A definição de espécie humana não era algo propriamente óbvio para os integrantes da tribo. Pela forma bípede e tamanho dos corpos, Nileya presumiu a ascendência em comum. Reconheceu-lhes dois braços, duas pernas e uma cabeça, não lhes conseguiu contar os dedos ou antever a dentição. Não que isso pudesse ajudar. Naquela mesma cabana, onde se realizava a maior parte das tarefas da comunidade, estavam presentes pessoas com apenas quatro dedos em cada mão, com braços e pernas assimétricas ou com outros tipos de mutações que os tornavam únicos. Mas havia uma coisa que unia o povo Bélu e os distinguia dos forasteiros, o tom esbranquiçado da pele e cabelos. Uma diferença que não passou despercebida à garota. Porém, ela não estava convencida que isso fazia deles menos humanos.
− Até pode ser − a jovem adolescente verteu o conteúdo da sua cesta no recipiente largo que firmava posição entre as duas –, mas nós não temos nada a ver com isso. – Enchendo a mão com novas sementes, Abenile recomeçou a tarefa. – É eles lá, e nós aqui.
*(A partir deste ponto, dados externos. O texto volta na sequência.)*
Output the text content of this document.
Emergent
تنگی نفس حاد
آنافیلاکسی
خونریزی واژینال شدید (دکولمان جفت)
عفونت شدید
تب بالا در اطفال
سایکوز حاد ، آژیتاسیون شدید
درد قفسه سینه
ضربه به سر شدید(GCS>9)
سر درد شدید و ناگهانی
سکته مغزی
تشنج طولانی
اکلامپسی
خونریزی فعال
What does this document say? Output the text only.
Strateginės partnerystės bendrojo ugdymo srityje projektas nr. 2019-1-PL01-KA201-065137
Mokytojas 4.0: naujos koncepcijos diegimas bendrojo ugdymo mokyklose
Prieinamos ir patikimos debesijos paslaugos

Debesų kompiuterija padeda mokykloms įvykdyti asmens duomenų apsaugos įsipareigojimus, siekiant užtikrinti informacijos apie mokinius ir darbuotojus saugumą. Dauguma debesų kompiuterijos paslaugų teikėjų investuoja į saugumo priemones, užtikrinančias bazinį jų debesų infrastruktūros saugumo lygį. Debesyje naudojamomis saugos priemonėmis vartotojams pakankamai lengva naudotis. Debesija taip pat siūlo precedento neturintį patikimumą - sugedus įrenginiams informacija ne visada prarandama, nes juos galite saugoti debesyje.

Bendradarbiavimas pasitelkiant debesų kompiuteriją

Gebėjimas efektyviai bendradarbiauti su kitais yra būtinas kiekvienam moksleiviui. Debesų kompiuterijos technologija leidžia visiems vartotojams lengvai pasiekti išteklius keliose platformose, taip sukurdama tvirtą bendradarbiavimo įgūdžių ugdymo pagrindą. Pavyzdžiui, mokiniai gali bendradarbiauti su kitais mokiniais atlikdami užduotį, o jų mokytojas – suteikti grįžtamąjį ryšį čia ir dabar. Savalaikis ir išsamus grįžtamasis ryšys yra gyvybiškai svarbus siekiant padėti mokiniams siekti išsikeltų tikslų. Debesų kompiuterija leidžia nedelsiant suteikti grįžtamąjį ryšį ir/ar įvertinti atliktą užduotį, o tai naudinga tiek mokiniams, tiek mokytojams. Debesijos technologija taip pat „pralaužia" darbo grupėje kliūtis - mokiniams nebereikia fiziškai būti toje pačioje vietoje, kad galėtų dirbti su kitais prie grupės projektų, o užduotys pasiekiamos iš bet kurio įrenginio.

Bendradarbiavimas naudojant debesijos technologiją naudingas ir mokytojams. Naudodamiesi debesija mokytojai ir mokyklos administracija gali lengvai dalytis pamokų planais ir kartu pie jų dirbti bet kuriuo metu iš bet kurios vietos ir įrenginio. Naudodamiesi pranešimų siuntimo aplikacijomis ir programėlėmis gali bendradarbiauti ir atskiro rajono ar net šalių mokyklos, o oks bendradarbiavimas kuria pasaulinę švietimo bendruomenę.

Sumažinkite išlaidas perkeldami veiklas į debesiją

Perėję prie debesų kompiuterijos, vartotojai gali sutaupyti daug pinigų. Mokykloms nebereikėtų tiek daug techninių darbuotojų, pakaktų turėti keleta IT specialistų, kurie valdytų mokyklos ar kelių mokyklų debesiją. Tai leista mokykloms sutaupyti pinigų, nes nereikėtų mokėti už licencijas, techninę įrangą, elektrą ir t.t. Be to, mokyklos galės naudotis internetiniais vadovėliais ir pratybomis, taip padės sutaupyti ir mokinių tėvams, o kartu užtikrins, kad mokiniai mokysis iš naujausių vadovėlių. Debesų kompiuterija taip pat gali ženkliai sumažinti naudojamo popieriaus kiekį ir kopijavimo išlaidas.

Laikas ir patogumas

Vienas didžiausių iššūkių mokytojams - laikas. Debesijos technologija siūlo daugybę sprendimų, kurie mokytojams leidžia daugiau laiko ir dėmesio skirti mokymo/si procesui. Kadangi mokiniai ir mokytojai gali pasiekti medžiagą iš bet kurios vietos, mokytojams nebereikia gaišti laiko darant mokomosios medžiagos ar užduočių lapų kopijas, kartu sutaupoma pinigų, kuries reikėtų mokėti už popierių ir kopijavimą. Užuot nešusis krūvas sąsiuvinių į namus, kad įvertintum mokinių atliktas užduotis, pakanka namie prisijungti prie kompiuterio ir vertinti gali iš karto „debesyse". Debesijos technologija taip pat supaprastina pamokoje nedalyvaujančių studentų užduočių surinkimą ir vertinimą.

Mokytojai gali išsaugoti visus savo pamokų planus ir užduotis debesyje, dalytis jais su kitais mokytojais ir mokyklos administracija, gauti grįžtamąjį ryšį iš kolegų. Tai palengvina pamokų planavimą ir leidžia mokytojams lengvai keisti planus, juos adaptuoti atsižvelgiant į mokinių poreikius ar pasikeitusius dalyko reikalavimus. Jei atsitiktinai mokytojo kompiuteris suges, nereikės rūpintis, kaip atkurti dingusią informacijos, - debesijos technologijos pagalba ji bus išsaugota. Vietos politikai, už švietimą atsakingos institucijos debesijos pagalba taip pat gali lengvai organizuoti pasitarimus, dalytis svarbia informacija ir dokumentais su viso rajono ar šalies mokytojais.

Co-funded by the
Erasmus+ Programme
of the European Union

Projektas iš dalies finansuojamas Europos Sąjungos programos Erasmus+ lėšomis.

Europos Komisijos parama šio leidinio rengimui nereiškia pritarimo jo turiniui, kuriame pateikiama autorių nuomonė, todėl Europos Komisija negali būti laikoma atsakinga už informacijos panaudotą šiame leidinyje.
− E se eles resolverem atravessar o rio? Se nos encontrarem?
− Se isso não aconteceu antes, porque haveria de acontecer agora, Lya? Eles pertencem ao outro lado. – Identificando a primeira semente danificada, a garota jogou-a no cesto negligenciado do seu lado direito. − Devem ter-se aproximado do rio por uma razão temporária, tudo vai voltar à normalidade.
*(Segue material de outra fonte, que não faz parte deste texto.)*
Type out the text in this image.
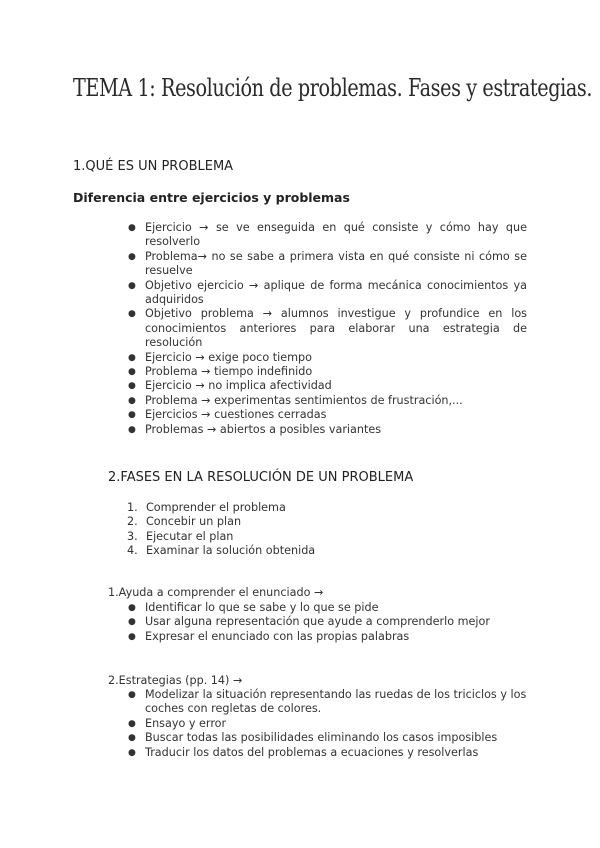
TEMA 1: Resolución de problemas. Fases y estrategias.
1.QUÉ ES UN PROBLEMA
Diferencia entre ejercicios y problemas
● Ejercicio → se ve enseguida en qué consiste y cómo hay que resolverlo
● Problema→ no se sabe a primera vista en qué consiste ni cómo se resuelve
● Objetivo ejercicio → aplique de forma mecánica conocimientos ya adquiridos
● Objetivo problema → alumnos investigue y profundice en los conocimientos anteriores para elaborar una estrategia de resolución
● Ejercicio → exige poco tiempo
● Problema → tiempo indefinido
● Ejercicio → no implica afectividad
● Problema → experimentas sentimientos de frustración,...
● Ejercicios → cuestiones cerradas
● Problemas → abiertos a posibles variantes
2.FASES EN LA RESOLUCIÓN DE UN PROBLEMA
1. Comprender el problema
2. Concebir un plan
3. Ejecutar el plan
4. Examinar la solución obtenida
1.Ayuda a comprender el enunciado →
● Identificar lo que se sabe y lo que se pide
● Usar alguna representación que ayude a comprenderlo mejor
● Expresar el enunciado con las propias palabras
2.Estrategias (pp. 14) →
● Modelizar la situación representando las ruedas de los triciclos y los coches con regletas de colores.
● Ensayo y error
● Buscar todas las posibilidades eliminando los casos imposibles
● Traducir los datos del problemas a ecuaciones y resolverlas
− E se não for assim? – As mãos de Nileya agarravam-se às bordas do cesto vazio entre suas pernas. − Você não acha que eu deveria alertar o pai?
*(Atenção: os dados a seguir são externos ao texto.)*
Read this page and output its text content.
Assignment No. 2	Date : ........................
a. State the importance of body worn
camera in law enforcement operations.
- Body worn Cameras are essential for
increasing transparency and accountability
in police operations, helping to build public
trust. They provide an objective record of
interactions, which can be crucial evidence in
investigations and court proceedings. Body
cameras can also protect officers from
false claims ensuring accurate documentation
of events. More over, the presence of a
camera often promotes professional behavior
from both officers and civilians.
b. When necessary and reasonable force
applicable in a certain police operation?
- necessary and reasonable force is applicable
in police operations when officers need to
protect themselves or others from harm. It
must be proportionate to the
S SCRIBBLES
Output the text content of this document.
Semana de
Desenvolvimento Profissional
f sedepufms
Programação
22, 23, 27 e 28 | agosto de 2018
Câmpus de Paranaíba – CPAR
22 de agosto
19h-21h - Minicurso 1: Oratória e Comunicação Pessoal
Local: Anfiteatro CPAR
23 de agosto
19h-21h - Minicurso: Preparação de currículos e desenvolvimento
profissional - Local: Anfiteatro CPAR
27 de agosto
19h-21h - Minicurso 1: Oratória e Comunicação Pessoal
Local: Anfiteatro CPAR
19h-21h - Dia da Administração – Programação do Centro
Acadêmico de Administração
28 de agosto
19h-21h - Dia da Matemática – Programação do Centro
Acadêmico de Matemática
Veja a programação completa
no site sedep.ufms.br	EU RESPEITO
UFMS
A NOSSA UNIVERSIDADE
− Não, não acho – respondeu, sem dificuldade. Os movimentos ágeis das mãos, separando as sementes, contrastavam com as mãos estáticas da mais velha. − Você já sabe qual é a opinião dele sobre o outro lado do rio. Dele e de todos nós. Sei que você nunca dá ouvidos aos meus conselhos, mas, só desta vez, tente se manter afastada da margem.
− É. − Nileya afundou o braço dentro do recipiente com sementes até cima. Ela procurava as renegadas, aquelas que se perdiam no fundo. A jovem queria chegar no lugar onde seus olhos ainda não enxergavam. A curiosidade de sentir, de provar, de experienciar, algo diferente, quem sabe, surpreendente! – Talvez seja o melhor.
Abenile sentiu-se relaxar, por fim, completamente entregue à tarefa viciante. Separar as sementes não era a coisa mais atrativa que se poderia fazer na tribo, muitos até evitavam a atribuição da missão exaustiva, mas a jovem adolescente estava decidida a fazer aquilo para o resto da sua vida. Ainda que não houvesse funções atribuídas à maioria dos elementos da tribo, Abe gostava da estabilidade, do controlo. Ela não procurava por aventuras como a irmã, mas antes por serenidade, paz de espírito.
As sementes não enganavam, estava lá claro, impresso na superfície, a sua natureza, o seu destino. Fissuras, descolorações, prolongamentos irregulares, mutações na forma... Os sinais eram visíveis e a decisão rápida e simples. Mas o mundo não era a preto e branco como as sementes, e a irmã mais velha dos Nile gostava dessa diversidade, dessa imprevisibilidade com que era presenteada todos os dias, ao colocar um pé à frente do outro.
Já às palavras não se pode confiar toda a nossa certeza. Nunca se sabe quando elas escondem algo não mencionado propositadamente. Nileya sabia disso, e ainda que prezasse pela transparência, gostava de proteger-se nos recantos que elas ofereciam. Ela havia sido convencida a não dizer nada ao pai, mas não a esquecer aquela história dos humanos do outro lado do rio. Iria tentar descobrir mais e só alertar a tribo em caso de necessidade. Mas, como se costuma dizer: quem procura, acha. E a jovem indígena procurava o perigo.
(2) Interjeição utilizada pelo povo Bélu para pedir auxílio aos Deuses. Pelo espírito de união e coletivismo da tribo, a expressão está formatada para a primeira pessoa do plural: "Que os Deuses nos acudam!"